During her speech, Campbell recalled the biblical stories of Nehemiah, who led the first rebuilding of Jerusalem, and Esther, who, though a Persian queen through marriage, remembered her fellow Jews.
“Men ... will you be a Nehemiah and help build a wall to protect our nation?” she asked. “Women, will you be an Esther to save our people? ... We can fight for life. Are you with me?”
The “pro-life” crowd responded loudly in the affirmative, but not everyone present was happy. A group of about six counter-demonstrators appeared at the edge of Milam Park, where the rally took place, shouting pro-abortion choice chants and holding signs, one proclaiming, “Women are people too.”
Notzon observed this was the first annual Right to Life rally he knew to draw visible opposition at the site.
Allied Women’s Center Director Tere Herring said in her speech that she received calls from people criticizing her for being a single-issue person and for not caring about poor people.
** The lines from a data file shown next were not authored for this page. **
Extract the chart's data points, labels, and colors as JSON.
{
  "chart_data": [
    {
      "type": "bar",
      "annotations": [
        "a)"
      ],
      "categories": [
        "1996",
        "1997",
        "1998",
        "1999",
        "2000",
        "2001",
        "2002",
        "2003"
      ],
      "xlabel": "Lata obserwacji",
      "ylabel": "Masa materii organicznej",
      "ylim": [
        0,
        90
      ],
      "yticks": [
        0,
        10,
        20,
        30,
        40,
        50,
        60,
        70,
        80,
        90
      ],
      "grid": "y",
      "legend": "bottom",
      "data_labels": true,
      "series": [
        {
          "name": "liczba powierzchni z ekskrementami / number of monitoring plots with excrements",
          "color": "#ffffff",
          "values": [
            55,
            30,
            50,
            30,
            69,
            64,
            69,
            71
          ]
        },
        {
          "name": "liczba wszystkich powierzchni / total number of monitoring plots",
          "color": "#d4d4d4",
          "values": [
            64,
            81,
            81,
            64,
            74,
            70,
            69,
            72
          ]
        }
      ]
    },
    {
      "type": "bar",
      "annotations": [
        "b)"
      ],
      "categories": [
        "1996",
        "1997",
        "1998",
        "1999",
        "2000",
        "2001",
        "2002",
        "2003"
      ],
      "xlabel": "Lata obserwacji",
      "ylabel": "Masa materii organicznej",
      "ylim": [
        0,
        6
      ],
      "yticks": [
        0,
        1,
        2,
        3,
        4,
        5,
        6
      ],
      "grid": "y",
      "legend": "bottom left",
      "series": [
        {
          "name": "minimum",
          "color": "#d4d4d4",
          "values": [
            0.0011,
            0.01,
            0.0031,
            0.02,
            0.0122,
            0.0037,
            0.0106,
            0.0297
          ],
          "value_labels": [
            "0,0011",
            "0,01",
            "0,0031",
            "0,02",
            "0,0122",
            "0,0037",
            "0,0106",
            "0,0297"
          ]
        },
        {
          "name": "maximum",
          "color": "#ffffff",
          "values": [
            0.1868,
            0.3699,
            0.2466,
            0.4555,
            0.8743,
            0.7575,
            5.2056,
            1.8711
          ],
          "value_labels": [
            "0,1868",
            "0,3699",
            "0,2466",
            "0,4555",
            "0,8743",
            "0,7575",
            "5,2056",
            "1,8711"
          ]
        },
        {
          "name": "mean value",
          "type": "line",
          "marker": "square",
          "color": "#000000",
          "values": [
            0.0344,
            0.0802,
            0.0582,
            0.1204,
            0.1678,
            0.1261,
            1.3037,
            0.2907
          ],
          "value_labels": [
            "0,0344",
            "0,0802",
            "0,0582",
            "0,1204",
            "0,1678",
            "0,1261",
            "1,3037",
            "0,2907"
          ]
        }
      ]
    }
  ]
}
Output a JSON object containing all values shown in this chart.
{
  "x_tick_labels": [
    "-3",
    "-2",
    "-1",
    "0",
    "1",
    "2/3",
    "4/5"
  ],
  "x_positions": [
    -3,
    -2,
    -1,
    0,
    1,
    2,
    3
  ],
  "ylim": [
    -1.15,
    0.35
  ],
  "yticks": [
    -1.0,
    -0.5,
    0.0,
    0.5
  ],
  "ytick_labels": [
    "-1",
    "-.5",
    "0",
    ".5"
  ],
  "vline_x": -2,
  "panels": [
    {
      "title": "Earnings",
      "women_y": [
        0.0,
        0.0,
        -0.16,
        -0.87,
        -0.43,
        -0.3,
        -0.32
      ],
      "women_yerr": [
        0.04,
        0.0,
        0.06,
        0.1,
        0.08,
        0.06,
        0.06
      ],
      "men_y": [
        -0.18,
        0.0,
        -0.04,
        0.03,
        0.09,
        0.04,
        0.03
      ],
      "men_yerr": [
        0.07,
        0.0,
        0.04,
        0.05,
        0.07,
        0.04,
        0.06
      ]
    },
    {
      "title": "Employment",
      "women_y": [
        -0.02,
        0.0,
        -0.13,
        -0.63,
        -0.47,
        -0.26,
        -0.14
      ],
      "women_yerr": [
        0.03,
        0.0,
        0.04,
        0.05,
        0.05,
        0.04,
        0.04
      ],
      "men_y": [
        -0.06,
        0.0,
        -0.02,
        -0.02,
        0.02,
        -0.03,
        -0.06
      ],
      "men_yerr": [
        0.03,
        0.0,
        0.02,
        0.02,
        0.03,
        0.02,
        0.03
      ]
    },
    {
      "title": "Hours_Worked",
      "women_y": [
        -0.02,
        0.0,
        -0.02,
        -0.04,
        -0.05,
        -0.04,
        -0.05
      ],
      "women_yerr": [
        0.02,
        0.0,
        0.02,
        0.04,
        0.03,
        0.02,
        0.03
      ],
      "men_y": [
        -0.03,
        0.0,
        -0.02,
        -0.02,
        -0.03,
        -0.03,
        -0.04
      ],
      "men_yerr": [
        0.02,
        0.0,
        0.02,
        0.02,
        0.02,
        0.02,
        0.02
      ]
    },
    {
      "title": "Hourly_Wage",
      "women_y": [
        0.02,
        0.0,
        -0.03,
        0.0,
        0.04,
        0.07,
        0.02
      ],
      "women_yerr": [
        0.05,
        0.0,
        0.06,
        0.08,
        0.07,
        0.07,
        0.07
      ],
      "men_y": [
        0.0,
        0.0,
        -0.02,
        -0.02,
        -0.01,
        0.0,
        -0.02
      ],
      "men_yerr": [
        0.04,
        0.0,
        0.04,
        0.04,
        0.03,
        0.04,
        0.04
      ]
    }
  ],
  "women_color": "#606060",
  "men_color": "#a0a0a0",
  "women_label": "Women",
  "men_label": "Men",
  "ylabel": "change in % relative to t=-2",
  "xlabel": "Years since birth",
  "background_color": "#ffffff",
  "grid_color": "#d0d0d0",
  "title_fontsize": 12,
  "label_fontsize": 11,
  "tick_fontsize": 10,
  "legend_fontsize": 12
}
She countered, asserting that abortionists target the poor and that 90 percent of the people who walk through the doors of a crisis pregnancy center are poor.
“All a crisis pregnancy center cares about is that there are human beings, and we are going to save their lives,” Herring said. “Being a single-issue person means doing everything that issue calls you to do.”
Before giving the benediction, the Rev. Larry Christian, vicar general of the Roman Catholic Archdiocese of San Antonio, carried on with Herring’s theme.
“Our nation is a nation of human rights for all humans, born and unborn,” Christian said. “We stand up and say the unborn has the same rights as every other human being.”